A: It would be ideal to unify these partnerships, and I think that is likely at some time. But it might take a decade or more. International financial institutions are in serious need of reform. I’m not optimistic that such reform is coming in the near term, but it is inevitable in the long term.
Q: The U.S. Federal Reserve recently made a decision to delay an interest rate rise. How much did China’s current economic situation factor into the decision?
A: It played a role — along with the continuing economic softness in Europe. The Fed is ready to raise rates, but it remembers when its rate increases in previous decades created panic in Mexico and other emerging markets. So it is acting more cautious now. However, rate hikes are a near certainty over the next year.
Q: How does the decision affect the Chinese economy? How much should the Fed take such affects into account when making these decisions about the U.S. economy?
A: The impact should be minor, more psychological than real, more based on speculation than reality.
Q: In recent times, U.S. companies and business associations have mentioned issues of market access, national security and cyber-security laws, and potential requirements to hand over corporate security materials. Chinese tech companies like Huawei faces similar problems in the U.S. What can be done about this?

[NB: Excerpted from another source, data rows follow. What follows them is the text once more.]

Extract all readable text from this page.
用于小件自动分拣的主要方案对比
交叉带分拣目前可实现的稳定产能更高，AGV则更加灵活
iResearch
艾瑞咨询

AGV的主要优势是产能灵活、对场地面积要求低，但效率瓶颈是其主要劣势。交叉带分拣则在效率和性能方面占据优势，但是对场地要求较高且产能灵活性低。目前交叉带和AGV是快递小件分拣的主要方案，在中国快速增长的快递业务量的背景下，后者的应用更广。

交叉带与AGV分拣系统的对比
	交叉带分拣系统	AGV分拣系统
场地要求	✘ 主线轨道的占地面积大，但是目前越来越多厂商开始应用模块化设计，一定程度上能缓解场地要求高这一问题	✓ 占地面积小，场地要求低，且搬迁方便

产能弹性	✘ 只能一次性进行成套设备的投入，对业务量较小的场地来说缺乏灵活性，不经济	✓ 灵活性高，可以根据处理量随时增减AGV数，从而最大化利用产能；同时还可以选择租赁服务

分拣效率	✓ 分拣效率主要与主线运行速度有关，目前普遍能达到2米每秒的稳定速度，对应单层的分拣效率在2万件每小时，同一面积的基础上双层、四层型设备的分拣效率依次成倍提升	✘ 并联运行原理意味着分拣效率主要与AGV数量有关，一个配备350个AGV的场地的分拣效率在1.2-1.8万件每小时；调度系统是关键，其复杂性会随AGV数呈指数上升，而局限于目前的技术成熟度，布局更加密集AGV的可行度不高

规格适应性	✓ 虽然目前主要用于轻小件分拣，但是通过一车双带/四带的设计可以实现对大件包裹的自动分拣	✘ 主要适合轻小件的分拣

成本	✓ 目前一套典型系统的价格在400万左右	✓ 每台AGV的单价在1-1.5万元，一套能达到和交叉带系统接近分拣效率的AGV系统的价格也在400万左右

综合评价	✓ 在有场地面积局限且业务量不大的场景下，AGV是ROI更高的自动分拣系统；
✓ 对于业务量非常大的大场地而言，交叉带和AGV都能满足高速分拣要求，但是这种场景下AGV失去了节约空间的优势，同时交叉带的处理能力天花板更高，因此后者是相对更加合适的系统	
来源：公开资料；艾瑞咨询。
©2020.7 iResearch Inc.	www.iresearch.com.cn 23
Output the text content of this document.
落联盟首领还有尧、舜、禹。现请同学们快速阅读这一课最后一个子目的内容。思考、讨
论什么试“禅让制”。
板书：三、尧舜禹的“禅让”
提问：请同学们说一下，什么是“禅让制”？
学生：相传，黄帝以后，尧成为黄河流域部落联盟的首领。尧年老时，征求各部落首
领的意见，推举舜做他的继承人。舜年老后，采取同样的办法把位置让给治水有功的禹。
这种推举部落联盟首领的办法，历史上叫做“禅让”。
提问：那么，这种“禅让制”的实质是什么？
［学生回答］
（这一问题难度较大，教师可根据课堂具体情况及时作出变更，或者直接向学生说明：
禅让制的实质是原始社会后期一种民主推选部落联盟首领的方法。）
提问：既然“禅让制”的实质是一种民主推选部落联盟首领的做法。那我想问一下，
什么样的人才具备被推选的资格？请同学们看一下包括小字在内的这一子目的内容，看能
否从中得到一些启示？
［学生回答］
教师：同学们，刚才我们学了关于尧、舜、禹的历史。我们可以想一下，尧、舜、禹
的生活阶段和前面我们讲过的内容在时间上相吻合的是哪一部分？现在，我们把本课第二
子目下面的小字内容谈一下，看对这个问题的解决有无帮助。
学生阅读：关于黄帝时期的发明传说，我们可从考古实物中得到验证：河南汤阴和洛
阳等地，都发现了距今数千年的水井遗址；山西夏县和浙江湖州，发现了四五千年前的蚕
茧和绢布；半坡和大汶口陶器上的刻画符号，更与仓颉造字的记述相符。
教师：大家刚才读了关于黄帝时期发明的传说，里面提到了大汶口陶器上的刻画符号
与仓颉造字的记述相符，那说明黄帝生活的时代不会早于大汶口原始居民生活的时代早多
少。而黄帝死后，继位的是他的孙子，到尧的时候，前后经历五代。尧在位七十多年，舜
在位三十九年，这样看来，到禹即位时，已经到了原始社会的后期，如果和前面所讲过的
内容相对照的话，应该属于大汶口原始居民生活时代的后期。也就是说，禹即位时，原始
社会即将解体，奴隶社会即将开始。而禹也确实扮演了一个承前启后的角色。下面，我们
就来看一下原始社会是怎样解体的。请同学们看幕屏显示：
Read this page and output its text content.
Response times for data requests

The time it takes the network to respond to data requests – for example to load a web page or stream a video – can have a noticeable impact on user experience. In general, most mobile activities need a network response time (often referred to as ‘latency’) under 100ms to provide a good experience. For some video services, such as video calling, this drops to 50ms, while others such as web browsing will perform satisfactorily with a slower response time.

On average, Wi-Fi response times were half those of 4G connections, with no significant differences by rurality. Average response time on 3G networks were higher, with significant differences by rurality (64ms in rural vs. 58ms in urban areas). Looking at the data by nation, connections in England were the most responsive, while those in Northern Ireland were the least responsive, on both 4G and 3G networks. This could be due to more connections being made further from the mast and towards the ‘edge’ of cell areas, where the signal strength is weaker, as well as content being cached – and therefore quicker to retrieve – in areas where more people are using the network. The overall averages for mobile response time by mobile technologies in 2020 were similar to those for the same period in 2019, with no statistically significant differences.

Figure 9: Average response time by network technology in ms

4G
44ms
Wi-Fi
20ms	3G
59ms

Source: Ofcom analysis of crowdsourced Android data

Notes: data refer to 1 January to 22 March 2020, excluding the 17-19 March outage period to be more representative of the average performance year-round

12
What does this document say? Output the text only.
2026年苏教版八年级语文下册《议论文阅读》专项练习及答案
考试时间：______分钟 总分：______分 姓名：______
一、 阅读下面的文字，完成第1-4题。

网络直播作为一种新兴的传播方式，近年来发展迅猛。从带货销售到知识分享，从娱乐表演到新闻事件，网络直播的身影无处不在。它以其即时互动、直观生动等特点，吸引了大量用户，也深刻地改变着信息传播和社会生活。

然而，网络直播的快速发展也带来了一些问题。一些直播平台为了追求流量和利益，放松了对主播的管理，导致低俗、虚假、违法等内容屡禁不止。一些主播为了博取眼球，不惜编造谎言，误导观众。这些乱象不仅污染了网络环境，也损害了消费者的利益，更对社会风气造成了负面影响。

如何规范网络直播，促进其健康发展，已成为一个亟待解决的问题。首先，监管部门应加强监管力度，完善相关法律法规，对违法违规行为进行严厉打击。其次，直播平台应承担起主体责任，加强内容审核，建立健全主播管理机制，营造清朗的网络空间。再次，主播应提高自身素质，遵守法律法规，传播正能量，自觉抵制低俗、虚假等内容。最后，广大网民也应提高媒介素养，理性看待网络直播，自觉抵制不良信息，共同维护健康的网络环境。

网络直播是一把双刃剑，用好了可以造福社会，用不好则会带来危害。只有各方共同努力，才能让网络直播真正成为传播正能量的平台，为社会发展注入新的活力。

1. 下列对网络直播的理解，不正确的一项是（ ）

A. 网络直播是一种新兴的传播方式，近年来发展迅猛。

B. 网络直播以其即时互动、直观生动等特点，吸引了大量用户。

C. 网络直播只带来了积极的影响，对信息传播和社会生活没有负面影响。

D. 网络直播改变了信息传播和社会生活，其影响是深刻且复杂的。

A: Talk about it honestly and openly, as has been going on. Agreeing on a treaty that would provide “rules of the road” for cybersecurity. That’s a first step. The agreement may not be unveiled this week, but a framework for future action is possible.
Q: Another on-going item is the bilateral investment treaty, or BIT, between the two nations. What are the main challenges, and how should they be overcome?
A: The main challenges are rule of law, cybersecurity, openness of U.S. markets to Chinese companies and openness of Chinese markets, particularly financial, to U.S. companies. Prolonged negotiations will be needed to resolve them, but both sides want to achieve results, so I’d be optimistic.
Q: In terms of a compromise, might we see a type of “cyber arms deal” being reached, which would help establish which kinds of cyber attacks could be outlawed – attacks on civilian infrastructure, for example?
A: Yes, that’s exactly right. Government on government spying has always existed. But companies want assurances that they will be able to do business without fear of corporate espionage.
Q: One of China’s most wanted economic fugitives – Yang Jinyun – was returned to the country by the U.S. last week. This marked the first time China has succeeded in repatriating a wanted corruption suspect from the U.S., with whom it has no extradition treaty. Has Yang Jinyun’s repatriation laid an important foundation for bilateral cooperation, or is it just a separate move done only as an olive branch for a presidential trip?
A: It is symbolic but it also is part of a series of concrete actions by the United States to help China in cases of corruption-related fugitives. The U.S. Justice Department has shown a willingness to help China deal with corruption cases, which are different than political cases.
Q: Beyond all specifics, the fundamental question has always been: What does the rise of China mean to the USA, and vice versa? What should Xi Jinping say to Obama? “I have no intention to challenge the existing world order.” What should Obama say to Xi Jinping? “Play the second fiddle.”
A: No, there is no need to talk about who is number one and who is number two. It is the most important bilateral relationship in the world. The leaders must show each other and their nation’s respect. I think that exists. Xi Jinping doesn’t have to make any assurances about the existing world order. The new world order is emerging — and everyone knows it. There is no reason for irrational concern on either nation’s part. The leadership of both countries — economic, diplomatic and moral — is vital.